Sonuç: Türk Dünyası olunca tutulan Müslüman aklının özgürleşmesi Fars ve Arap akıllarının işleyişinden farklı olduğu, dini siyasete alet etmeyen bir öğreti olarak Hanefi-Maturidi öğretiyi Yesevi kültürüyle yaşamasının önemi güncellenmelidir. Bunlar teorik olarak yapılacaklar, pratikte yapılması gerekeni ise Kazakistan Kurucu Devlet Başkanı Nursultan Nazarbayev’in şu ifadelerinde görebiliriz:

“Orta Asya Devletler (Türkistan) Birliği” projesinin hayata geçirilmesin sağlanmasıyla maksimum güvenliği, dünya topluluğuyla maksimum entegre olma şartları gerçekleşebilir.
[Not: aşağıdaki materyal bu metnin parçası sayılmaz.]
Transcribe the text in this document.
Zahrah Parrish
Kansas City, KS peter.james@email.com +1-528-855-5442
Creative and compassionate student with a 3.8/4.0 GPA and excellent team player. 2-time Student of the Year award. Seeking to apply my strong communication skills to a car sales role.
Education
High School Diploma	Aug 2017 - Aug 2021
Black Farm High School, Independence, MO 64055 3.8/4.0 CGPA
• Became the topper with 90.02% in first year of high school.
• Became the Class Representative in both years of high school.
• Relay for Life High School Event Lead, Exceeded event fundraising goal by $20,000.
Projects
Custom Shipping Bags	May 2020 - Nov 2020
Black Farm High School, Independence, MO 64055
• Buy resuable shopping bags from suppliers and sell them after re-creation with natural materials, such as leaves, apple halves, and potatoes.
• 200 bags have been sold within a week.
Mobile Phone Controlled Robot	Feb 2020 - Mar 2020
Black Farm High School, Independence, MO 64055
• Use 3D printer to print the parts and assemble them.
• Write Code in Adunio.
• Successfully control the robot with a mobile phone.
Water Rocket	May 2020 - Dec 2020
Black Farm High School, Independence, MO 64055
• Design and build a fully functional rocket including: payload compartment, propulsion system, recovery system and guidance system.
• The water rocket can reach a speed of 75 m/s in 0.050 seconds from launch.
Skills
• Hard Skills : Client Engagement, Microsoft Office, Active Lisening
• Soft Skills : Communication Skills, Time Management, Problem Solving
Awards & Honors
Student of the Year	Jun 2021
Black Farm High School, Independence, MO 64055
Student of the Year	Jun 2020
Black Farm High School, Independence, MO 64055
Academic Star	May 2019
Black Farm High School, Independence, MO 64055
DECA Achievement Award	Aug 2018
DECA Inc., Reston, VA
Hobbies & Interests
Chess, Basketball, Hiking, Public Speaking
Ön Asya’da kurulan Türkiye Cumhuriyeti’nin de katılımıyla İpek Yolu Projesi yeniden bir medeniyet mihveri haline gelebilir.”

Bunu kızıl Elma’nın güncellenmesi olarak görebiliriz: Turan’dan kasıt, Türk milletinin tarihi ülküsünün simgesi olarak “Kızıl Elma” tasavvuru olduğunu,  belirli ve sabit bir yer anlamına gelmediğini, her dönemin kültürünün onu yeniden ve somut bir hedefle belirlediğini düşündüğümüz zaman Türkiye ve Türkistan irtibatının sürekliliğini sağladığını söyleyebiliriz.

Öncelikle ekonomik ve kültürel birliktelik, dil, iş ve fikirde birliği temin sağlandığı zaman Kızıl Elma yeniden konumlandırılır. Bunun sürekli olmasından kasıt da budur, yani her daim yeni ülküler çerçevesinde toplumu ilerletir. Bu aslında Türk Cihan Hâkimiyetinin uzak hedeflerini belirlemektir.